Y a-t-il un régime de longue vie ?

Par Thierry Souccar - Journaliste et auteur scientifique, directeur de laNutrition.fr Publié le 17/02/2015 Mis à jour le 10/03/2017
Certains aliments feraient plus vieillir que d’autres. Thierry Souccar vous donne les clés pour comprendre et agir.

Avec mon ami le Dr Jean-Paul Curtay, j’ai publié en 1999 Le Programme de longue vie, un livre qui proposait plusieurs pistes tirées de la recherche pour vivre longtemps en bonne santé. Nous faisions la promotion d’un régime alimentaire sans excès de calories, voire frugal, riche en végétaux, pauvre en aliments transformés et raffinés, sucre, sel, pesticides. Aujourd’hui, en relisant ces pages, je me suis demandé ce que je retrancherais et ce que j’ajouterais à ce que nous écrivions à l’époque.

Le bon et le mauvais côté des facteurs de croissance

Nous avions correctement identifié le rôle majeur de la frugalité, révélé par l’étude des centenaires d’Okinawa. Il a été confirmé dans une grande étude sur les singes rhésus, mais aussi par de nombreux essais d’intervention chez l’homme qui montrent qu’en mangeant moins (ou seulement quand on a faim !) on améliore de nombreux marqueurs de la santé, à commencer par la glycémie.

Une étude majeure suggère qu'on peut vivre plus longtemps en mangeant moins

On en sait simplement un peu plus sur les mécanismes à l’œuvre. Par exemple, les chercheurs témoignent le plus grand intérêt pour un gène appelé mTor dont ce site a déjà parlé.

Le gène mTor agit un peu comme un feu de signalisation pour dire aux cellules comment gérer l’énergie disponible. Si vous mangez beaucoup, le gène passe au vert et conduit les cellules à absorber les nutriments disponibles pour grossir. Quand la nourriture se fait rare, le gène vire au rouge et arrête la croissance cellulaire. Le problème est le suivant : lorsqu’elles sont en phase de croissance (repas copieux), les cellules vieillissent considérablement car la production d’énergie à partir des aliments n’est pas un processus très propre : il s’accompagne de radicaux libres, des particules réactives toxiques lorsqu’elles sont en excès, qui contribuent au vieillissement.

Il se trouve que mTor est activé non seulement lorsqu’on mange plus que de raison, mais aussi lorsqu’on consomme une grande quantité de certains aliments : ceux qui sont riches en acides aminés branchés (BCAA), et en particulier leucine. Quels sont les aliments riches en BCAA et en leucine ? Les protéines animales, et surtout les produits laitiers.

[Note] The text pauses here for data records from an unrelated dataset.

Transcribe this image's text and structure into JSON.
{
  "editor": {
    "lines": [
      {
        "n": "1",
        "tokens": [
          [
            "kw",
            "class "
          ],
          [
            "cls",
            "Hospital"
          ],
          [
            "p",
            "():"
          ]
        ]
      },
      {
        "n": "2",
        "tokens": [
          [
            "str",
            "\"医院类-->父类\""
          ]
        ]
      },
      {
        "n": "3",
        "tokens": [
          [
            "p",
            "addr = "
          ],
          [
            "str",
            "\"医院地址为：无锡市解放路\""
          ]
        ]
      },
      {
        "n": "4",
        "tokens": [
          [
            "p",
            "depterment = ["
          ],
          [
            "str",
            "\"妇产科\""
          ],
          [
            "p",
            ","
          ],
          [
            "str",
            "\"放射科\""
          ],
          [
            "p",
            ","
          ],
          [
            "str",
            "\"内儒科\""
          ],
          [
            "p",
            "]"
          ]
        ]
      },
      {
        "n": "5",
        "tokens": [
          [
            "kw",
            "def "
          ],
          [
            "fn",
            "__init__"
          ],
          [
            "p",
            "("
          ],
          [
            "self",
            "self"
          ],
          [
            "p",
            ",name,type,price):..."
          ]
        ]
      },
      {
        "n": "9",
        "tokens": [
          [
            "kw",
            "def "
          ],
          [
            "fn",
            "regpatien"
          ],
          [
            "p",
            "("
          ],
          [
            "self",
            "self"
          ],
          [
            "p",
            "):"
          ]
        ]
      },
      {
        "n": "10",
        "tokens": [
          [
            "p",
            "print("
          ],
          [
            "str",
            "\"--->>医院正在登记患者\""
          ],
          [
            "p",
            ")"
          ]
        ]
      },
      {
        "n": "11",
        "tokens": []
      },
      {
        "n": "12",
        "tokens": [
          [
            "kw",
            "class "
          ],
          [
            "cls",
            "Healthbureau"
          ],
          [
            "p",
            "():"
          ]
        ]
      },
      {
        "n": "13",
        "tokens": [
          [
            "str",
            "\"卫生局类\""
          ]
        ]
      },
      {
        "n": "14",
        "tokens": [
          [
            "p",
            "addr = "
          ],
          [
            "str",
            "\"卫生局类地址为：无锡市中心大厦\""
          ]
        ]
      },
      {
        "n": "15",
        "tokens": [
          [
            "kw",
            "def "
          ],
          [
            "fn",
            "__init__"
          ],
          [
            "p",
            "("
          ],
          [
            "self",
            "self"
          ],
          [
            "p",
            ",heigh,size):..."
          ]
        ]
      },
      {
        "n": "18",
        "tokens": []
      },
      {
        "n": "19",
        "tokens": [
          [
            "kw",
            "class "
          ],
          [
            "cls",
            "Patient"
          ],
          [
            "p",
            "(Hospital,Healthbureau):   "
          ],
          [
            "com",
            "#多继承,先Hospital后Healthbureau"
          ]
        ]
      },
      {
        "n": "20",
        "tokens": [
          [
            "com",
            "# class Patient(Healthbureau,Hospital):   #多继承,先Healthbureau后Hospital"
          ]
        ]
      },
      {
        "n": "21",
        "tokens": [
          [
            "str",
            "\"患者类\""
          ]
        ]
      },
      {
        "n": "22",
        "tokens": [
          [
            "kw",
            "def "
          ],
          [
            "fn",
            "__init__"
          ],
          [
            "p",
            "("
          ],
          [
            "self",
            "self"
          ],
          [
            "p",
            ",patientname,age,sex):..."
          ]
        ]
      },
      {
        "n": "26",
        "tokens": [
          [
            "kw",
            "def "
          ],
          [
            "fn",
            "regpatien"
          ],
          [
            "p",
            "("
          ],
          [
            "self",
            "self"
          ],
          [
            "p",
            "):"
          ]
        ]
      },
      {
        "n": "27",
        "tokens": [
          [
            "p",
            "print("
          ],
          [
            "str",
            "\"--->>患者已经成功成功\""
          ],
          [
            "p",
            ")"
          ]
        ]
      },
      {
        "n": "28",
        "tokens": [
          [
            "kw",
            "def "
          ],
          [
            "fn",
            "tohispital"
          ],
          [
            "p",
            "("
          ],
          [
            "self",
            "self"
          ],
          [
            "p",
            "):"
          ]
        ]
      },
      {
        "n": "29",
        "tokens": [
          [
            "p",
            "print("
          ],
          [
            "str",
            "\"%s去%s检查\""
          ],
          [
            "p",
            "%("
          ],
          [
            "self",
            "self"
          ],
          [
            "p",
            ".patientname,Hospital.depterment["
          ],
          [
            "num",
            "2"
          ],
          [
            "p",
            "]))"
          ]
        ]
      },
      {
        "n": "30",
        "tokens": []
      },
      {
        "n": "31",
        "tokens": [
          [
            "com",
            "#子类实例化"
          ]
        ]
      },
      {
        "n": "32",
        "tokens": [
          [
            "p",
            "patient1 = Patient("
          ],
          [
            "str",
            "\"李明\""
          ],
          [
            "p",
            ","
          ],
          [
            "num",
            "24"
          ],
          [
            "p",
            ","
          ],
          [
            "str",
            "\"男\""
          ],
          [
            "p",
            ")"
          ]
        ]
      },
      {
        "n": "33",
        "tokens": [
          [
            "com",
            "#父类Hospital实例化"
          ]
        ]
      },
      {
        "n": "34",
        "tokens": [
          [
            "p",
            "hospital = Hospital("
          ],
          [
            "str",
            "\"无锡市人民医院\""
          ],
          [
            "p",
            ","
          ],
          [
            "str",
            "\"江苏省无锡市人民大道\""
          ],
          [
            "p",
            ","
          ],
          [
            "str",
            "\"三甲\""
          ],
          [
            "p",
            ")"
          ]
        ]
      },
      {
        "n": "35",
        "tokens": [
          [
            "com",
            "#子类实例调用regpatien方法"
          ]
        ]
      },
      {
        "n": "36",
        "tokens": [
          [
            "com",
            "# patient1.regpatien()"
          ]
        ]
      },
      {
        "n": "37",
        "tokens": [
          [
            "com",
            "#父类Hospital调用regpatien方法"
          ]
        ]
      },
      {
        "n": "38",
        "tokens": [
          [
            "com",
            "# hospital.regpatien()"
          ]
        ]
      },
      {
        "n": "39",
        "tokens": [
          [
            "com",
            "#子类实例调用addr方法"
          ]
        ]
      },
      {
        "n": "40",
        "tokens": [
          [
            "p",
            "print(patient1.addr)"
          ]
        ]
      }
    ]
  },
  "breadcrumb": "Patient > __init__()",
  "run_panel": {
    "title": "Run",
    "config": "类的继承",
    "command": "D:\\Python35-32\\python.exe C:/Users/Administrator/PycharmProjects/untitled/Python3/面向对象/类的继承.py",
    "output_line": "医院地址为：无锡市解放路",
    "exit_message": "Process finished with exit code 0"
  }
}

Le lait chez les mammifères a une fonction bien précise : assurer la croissance rapide des nouveau-nés. Le lait humain, comme le lait de vache, apporte des protéines avec des teneurs très élevées de leucine et de BCAA pour assurer l’activation de mTor et donc la croissance. Les protéines les plus riches en leucine sont celles du petit-lait (whey, 14%), suivies des caséines (10%). A elles deux, elles représentent l’essentiel des protéines laitières. On peut considérer le whey comme un activateur optimisé de toutes formes de croissance ; c’est d’ailleurs une protéine très prisée par les body-builders.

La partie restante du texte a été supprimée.